Illustration of the fits quality of $f^2\left(\omega \right)$ in the $XXZ$ model for $W=1$ (top panel) and $W=2$ (bottom panel). Note that Eq. (5) fails to capture the onset of decay of $f^2\left(\omega \right)$ at weak disorder in the top panel, thus we fitted the data with the power law (straight dashed lines). Dashed lines denote fits used to extract the power $\varphi$, whereas solid lines were used to determine $E_{\text{Th}}$ and $f^2\left(0\right)$.

Figure 8

Dependence of $f^2\left(0\right)$ in the $XXZ$ model on $L$ for different values of the disorder.
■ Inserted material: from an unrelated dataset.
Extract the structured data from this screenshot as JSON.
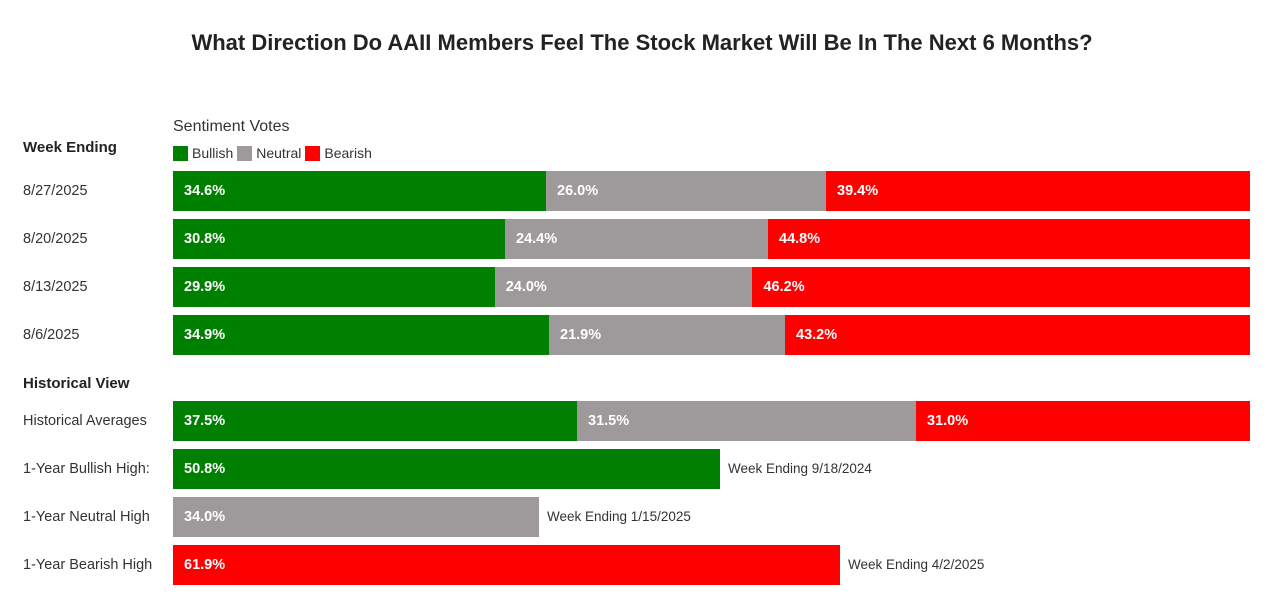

For weak disorder, the data is consistent with the power-law dependence of $E_{\text{Th}}$ on the system size (the bottom dashed line corresponds to diffusive behavior). Upon increasing the disorder, $f^2\left(0\right)$ gets enhanced, but still grows slower that $1/\mathrm{\Delta }$ which is illustrated by the top dot-dashed line.

Figure 9

Average and typical exponents $\varphi$ governing the decay of $f^2\left(\omega \right)$ in the $XXZ$ model for the operator ${\sigma }_1^x{\sigma }_2^x+{\sigma }_1^y{\sigma }_2^y$. The results are similar to Fig. 5 where the operator was ${\sigma }_1^z$.

Figure 10

The finite size flow of ${\tau }_q$ in the $XXZ$ model (for operator $\widehat{O}={\sigma }_1^z$). The solid lines show ${\tau }_q$ using data for $L=10...16$, while dashed lines are extracted using $L=8...14$. Note that while ${\tau }_q$ always flows to metallic asymptote with increasing system size, this flow becomes hardly noticeable for $W\ge 2$.

Figure 11

Scaling dimension for the operator $\widehat{O}={\sigma }_1^x{\sigma }_2^x+{\sigma }_1^y{\sigma }_2^y$, in the $XXZ$ model.

Figure 12

Distribution of participation ratios $P_2$ on the ergodic side of the MBLT in the $XXZ$ model. For weak disorder, $W=0.5$ (left), the distribution becomes increasingly narrower for larger systems. However, already at disorder $W=1$ (middle) the distribution looks scale invariant, with the power law decay of probability to have $P_2>P_2^{\mathrm{typ}}$. Finally, at even stronger disorder $W=2$ (right), the distribution consistently broadens with the system size.